2 March 2016

I didn't have something I really wanted to write about today, so I thought I would just mention a conjecture that I have about recurrent neural nets.

Conjecture 1: A recurrent neural network cannot learn the language of palindromic strings.

What do I mean by learn? I originally thought of this in trying to force the neural network to generate arbitrarily long palindromic strings. If we think of the problem of recognizing palindromes instead, then my conjecture is that for sufficiently long strings, many of them will be misclassified. I don't have a precise conjecture on how many strings should be, though.

My (limited) understanding of recurrent neural nets is that some values are propagated to the next iteration, which allows for different behavior based on sequential aspects of the data. However, this also effectively limits its "memory" to some function of its size. Once the first half of the palindrome exceeds that memory limit, the recurrent neural net should be unable to reverse it to produce the second half.

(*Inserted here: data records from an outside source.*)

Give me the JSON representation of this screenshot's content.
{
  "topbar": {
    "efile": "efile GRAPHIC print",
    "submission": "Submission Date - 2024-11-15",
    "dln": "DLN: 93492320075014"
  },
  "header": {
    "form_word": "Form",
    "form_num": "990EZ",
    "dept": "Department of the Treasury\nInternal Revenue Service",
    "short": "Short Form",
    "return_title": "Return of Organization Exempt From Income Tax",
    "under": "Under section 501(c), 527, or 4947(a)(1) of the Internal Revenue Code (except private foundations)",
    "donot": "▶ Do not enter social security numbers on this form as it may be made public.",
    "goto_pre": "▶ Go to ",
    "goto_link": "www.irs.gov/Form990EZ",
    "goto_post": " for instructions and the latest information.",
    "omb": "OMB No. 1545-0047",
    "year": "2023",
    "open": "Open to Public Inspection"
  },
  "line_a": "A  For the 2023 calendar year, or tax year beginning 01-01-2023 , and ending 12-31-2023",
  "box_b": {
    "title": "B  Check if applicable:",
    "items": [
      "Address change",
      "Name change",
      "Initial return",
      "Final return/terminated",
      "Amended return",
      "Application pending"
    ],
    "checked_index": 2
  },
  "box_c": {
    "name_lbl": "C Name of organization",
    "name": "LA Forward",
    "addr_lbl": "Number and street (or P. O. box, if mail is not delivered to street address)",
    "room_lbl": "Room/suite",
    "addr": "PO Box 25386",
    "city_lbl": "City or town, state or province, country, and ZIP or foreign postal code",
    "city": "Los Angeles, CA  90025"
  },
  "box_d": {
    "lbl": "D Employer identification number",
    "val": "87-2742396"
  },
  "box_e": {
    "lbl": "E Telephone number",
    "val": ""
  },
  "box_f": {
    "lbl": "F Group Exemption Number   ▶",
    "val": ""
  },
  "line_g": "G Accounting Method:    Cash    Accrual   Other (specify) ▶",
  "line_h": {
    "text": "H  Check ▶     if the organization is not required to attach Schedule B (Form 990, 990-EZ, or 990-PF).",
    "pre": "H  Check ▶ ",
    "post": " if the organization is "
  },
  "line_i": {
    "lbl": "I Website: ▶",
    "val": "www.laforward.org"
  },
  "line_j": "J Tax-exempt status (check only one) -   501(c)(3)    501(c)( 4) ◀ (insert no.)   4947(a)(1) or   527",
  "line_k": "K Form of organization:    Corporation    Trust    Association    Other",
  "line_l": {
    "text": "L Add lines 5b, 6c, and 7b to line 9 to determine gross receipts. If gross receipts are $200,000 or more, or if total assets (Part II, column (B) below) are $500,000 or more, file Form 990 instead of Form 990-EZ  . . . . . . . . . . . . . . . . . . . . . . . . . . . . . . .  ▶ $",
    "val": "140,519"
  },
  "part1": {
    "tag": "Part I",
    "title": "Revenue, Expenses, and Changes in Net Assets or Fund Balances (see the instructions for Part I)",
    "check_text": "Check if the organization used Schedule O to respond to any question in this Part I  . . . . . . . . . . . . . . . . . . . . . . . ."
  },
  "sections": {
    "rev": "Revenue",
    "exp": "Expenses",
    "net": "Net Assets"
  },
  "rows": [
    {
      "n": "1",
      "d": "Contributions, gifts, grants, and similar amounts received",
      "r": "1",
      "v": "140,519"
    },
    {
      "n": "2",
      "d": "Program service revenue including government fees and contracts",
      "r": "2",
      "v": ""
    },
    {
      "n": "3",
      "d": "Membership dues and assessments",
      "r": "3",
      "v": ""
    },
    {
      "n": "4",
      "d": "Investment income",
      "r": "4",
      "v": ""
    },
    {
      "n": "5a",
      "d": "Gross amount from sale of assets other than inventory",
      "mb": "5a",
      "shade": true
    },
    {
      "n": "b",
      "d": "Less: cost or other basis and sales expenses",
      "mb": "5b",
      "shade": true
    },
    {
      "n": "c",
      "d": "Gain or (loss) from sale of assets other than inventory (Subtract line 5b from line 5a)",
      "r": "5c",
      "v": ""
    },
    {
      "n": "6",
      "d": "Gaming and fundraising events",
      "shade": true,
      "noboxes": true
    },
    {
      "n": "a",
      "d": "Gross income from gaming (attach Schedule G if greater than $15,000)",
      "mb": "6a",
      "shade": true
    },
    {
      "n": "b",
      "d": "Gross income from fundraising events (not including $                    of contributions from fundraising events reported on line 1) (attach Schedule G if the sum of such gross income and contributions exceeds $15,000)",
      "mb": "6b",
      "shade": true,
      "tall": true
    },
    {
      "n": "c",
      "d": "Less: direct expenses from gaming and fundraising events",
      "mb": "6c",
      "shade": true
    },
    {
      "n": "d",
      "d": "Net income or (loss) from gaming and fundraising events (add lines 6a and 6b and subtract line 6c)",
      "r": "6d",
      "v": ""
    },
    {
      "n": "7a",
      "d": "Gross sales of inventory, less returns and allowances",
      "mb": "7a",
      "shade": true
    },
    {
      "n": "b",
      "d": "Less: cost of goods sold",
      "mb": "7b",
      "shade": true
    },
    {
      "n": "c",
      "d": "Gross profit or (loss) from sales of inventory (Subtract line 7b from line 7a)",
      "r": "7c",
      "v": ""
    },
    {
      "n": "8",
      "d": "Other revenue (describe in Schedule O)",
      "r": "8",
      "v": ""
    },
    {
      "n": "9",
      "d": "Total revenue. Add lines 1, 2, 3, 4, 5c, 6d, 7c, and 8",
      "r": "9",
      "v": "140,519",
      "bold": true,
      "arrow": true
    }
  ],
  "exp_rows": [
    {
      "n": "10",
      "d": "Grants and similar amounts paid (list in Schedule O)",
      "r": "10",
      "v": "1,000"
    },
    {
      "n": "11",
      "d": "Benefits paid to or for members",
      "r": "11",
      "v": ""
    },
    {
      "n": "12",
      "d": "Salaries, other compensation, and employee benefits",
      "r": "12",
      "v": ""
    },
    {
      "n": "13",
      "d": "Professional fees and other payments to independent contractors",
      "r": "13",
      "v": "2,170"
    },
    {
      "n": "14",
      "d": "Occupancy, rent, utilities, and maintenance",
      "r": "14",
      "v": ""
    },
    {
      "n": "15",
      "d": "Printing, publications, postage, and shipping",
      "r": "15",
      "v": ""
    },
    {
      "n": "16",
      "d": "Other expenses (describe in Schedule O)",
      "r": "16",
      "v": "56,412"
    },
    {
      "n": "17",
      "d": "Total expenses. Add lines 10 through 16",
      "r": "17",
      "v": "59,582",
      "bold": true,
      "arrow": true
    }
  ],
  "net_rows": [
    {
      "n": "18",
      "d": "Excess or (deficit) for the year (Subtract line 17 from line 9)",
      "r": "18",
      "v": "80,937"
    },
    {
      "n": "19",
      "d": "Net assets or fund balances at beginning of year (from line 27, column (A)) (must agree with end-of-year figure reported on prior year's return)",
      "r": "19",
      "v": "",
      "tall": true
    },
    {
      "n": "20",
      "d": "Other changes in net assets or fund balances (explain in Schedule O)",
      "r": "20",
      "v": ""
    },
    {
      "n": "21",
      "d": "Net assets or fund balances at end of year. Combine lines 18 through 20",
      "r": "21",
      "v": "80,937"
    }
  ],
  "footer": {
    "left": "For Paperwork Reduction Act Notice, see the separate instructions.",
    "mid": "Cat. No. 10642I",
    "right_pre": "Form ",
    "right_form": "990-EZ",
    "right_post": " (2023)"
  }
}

I'd expect it to be possible to show a more general claim:

Suppose that we have a classifier that passes some amount of output from one iteration to the next. Say that the information passed is represented by some metric space \( S \), and each input is in some set \( A \). Then the iteration is defined by a function \( f : S \times A \to S \). Then I expect:

Conjecture 2: If \( S \) is compact, \( f \) is continuous (where \( A \) has the discrete topology), a string is accepted if and only if the final state lands in some open set \( U \subset S \), there are arbitrarily long accepted strings, and every palindrome is accepted, then there are non-palindromic accepted strings.

My idea here is similar to the pumping lemma for regular languages. If you run this iteration on a sufficiently long string, then eventually two intermediate states will be extremely close together. Repeating that section will only change the state by a small amount, and so the system should be unable to distinguish between the original string followed by its reverse (which should be accepted) and the pumped up string followed by the reverse of the original string (which should be rejected).

That's certainly not even close to a full proof, so I'd be interested in finding out if other people have had similar thoughts and found a real barrier here or if there's still potential for ways around it.

If the conjecture is true, then I have a followup question:

Question: What kind of classifier can learn to identify palindromes?